La guerre du Péloponèse fut l’atelier idéal d’une telle sculpture. Comme trois vers d’Homère donnent à Phidias l’idée de son Zeus Olympien, les vieilles figures homériques paraissent prendre, en une atmosphère nouvelle et sous l’inspiration d’un génie suprême, des formes plus complexes, plus puissantes, plus universelles, Hector à Sparte, Ulysse à Athènes, Achille partout. Un Brasidas et un Lysandre, un Périclès et un Alcibiade sortent de la guerre comme des bronzes de la fonte. Sans la guerre, Clemenceau aurait fini en vieux bougon à épigrammes pour couloirs du Sénat et colonnes mal écrites de journal ; la guerre en a su dégager les puissances d’étonnante vitalité, modeler comme un Rodin le Français dont les qualités héréditaires ont saisi la victoire et dont les défauts traditionnels en ont gaspillé en partie les fruits. En tout cas le psychologue de la guerre retiendra cette figure avec le même soin que l’historien de la guerre du Péloponèse et de la fortune d’Athènes retient la figure d’Alcibiade. Le poids dont ont pesé sur les destinées de la planète les individualités d’un Clemenceau, d’un Lloyd George, d’un Wilson, leur impuissance quand elles ont voulu aller contre certaines lois de la politique et de l’histoire, le conflit de ces erreurs et de ces lois, de ces tempéraments et de ces nécessités, appelleront sur ces hommes, plus tard, un pinceau de lumière particulier, feront d’eux l’occasion des plus curieux problèmes. Comme tout monde qui se transmue, ce temps apparaîtra non avec la figure harmonieuse et uniforme de plateau, mais avec la forme dentelée qui fait saillir sur l’horizon des individualités, chaîne des Alpes plutôt que Jura. Quand, les yeux fermés, on veut réaliser l’image la plus exacte de la guerre, s’identifier avec elle, comme un sculpteur avec les masses et les poussées du corps humain, c’est à cet intérieur psychologique qu’il faut recourir, à ces valeurs d’hommes, à ces images d’individus, à la ligne de vie unique qui réunit, comme celles d’une main idéale, un poilu bleu horizon à un Clemenceau et à un Foch, un fantassin feldgrau à un Ludendorf. Une ligne pareille, il me semble que, Thucydide en main, et aussi Euripide et Aristophane qui en donnent la chronique vivante, on la voit se dessiner et vivre, avec le recul de l’histoire, dans la guerre du Péloponèse.

Mais peut-être, par delà cet intérieur psychologique, la méditation nous en fait-elle découvrir un autre plus profond encore : nous le voyons sous la forme d’un problème moral élémentaire et omniprésent, pesant et obscur, dont il faudrait chercher les analogues dans les essences de la tragédie, dans une Orestie ou un Œdipe.

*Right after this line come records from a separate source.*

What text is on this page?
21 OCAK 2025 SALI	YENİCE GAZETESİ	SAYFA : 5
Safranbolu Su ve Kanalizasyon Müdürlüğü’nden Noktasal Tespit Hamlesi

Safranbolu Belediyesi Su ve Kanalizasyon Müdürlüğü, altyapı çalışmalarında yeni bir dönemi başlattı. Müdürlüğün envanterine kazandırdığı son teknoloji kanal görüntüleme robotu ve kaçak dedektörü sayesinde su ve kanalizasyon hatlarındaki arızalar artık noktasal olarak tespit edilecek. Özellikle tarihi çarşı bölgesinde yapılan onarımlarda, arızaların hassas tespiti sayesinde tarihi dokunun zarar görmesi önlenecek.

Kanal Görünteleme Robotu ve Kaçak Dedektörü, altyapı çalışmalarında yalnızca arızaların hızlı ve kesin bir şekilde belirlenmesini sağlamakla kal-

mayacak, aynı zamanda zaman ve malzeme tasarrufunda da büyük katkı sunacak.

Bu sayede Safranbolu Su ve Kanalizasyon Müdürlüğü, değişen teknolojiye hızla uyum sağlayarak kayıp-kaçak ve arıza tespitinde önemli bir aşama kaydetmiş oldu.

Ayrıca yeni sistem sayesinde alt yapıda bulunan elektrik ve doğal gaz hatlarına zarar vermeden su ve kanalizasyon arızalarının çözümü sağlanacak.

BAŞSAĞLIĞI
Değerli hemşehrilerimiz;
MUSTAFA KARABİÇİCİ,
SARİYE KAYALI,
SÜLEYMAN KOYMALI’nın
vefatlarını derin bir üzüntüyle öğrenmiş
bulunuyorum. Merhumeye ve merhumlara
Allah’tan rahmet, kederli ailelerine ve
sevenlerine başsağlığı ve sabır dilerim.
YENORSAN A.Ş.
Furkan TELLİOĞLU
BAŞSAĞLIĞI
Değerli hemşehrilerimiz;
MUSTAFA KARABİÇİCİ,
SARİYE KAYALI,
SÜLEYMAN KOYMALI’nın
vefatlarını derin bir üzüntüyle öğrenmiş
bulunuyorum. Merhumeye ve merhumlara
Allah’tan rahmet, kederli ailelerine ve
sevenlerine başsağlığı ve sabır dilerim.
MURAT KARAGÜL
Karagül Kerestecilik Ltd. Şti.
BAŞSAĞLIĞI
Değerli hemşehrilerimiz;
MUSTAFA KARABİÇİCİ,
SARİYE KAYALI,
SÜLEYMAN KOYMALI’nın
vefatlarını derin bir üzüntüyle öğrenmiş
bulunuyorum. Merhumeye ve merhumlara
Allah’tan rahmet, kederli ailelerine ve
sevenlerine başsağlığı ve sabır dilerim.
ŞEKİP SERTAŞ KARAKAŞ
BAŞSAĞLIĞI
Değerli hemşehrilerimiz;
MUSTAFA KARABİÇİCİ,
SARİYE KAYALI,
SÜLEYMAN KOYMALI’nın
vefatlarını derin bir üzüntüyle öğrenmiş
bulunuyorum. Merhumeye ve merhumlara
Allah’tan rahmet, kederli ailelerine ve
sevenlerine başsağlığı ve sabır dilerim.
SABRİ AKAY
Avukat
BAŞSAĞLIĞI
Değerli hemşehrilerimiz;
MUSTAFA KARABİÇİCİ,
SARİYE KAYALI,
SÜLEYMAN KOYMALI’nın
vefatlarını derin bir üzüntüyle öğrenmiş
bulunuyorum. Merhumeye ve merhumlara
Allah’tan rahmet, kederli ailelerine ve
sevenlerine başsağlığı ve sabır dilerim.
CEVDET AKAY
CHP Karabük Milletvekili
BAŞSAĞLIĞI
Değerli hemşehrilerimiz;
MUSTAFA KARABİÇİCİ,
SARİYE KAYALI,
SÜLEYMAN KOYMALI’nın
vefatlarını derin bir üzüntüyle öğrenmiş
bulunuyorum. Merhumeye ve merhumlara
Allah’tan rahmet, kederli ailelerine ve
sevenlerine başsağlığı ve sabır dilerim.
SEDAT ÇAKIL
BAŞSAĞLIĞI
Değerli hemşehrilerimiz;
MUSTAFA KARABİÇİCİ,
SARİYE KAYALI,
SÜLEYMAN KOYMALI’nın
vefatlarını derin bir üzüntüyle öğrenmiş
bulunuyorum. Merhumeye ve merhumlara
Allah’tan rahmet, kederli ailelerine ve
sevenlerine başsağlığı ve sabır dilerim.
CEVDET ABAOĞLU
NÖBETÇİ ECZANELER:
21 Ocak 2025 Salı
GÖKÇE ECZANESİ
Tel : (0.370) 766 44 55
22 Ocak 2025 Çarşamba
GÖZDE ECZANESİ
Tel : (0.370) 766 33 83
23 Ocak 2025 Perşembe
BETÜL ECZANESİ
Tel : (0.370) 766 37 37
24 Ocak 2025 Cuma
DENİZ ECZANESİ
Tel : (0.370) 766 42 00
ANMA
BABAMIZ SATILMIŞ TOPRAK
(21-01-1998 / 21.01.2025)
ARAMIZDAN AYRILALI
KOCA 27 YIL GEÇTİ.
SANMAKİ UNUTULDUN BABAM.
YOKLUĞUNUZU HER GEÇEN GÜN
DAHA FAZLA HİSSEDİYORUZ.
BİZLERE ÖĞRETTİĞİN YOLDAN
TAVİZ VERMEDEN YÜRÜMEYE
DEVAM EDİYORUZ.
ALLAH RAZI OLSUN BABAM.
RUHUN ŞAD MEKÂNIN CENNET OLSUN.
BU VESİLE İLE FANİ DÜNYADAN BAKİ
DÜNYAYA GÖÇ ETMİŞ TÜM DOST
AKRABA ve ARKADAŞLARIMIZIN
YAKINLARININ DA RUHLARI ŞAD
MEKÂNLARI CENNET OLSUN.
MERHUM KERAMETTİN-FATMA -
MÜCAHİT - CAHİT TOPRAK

N’oublions pas d’ailleurs que la conscience tragique, d’Eschyle à Euripide, est liée à l’histoire d’Athènes comme la conscience historique d’un Thucydide.

La guerre du Péloponèse finit théoriquement par la paix de Lysandre comme la guerre d’Europe finit par le traité de Versailles. Mais la paix de Lysandre ne fut pas une fin réelle : toutes les puissances, toutes les fatalités de la guerre du Péloponèse continuèrent de jouer, d’agir, de porter leurs fruits de vie et surtout de mort. Évidemment, l’histoire étant une continuité, il n’y a pas de fins réelles en histoire, il y a seulement des chaînons dans une chaîne continue. Mais il y a des fins relatives, et, à des bouleversements, des conclusions normales qui annoncent le retour d’un ordre normal : la fermeture des portes du temple de Janus par Auguste est une conclusion normale des guerres romaines, l’expulsion des Anglais une conclusion normale de la guerre de Cent ans, les traités de Westphalie une conclusion normale du conflit gallo-germanique, les traités de Vienne une conclusion normale de la première grande guerre générale d’Europe. Conclusion normale ne signifie pas d’ailleurs conclusion définitive, mais arrangement qui permet aux parties en conflit pour la suprématie et l’existence une vie normale, une tolérance réciproque, un ordre de choses acceptable. Cela, la paix de Lysandre ne l’apporte pas plus que ne l’avait apporté la paix de Nicias, et que ne l’apporteront, comme le montre Sorel, les traités de Bâle, de Lunéville et d’Amiens. La paix de Lysandre ne l’apporte pas, et pour des raisons plus profondes et plus graves qu’à Bâle et à Amiens. Ces deux traités laissaient pendantes et envenimées deux questions capitales et solidaires, celle de l’équilibre européen, celle de la division des pouvoirs entre puissances continentales et puissance maritime, mais ces questions n’étaient pas insolubles, et elles furent résolues en effet, après quinze ans de guerre nouvelle, par les traités de Vienne, qu’on a appréciés fort diversement, mais qui ont donné à l’Europe cent ans sinon de paix, tout au moins de stabilité relative, pendant lesquelles le génie européen a fait subir à la planète entière une transformation dont il n’y a d’exemple même lointain dans aucune époque. Il est même bien possible que ces cent ans apparaissent pour longtemps dans l’histoire comme un îlot aussi lumineux et un paradis aussi perdu que le siècle des Antonins : grande occasion de relire ou plutôt de refaire, en la plaçant en 1914, l’Uchronie de Renouvier.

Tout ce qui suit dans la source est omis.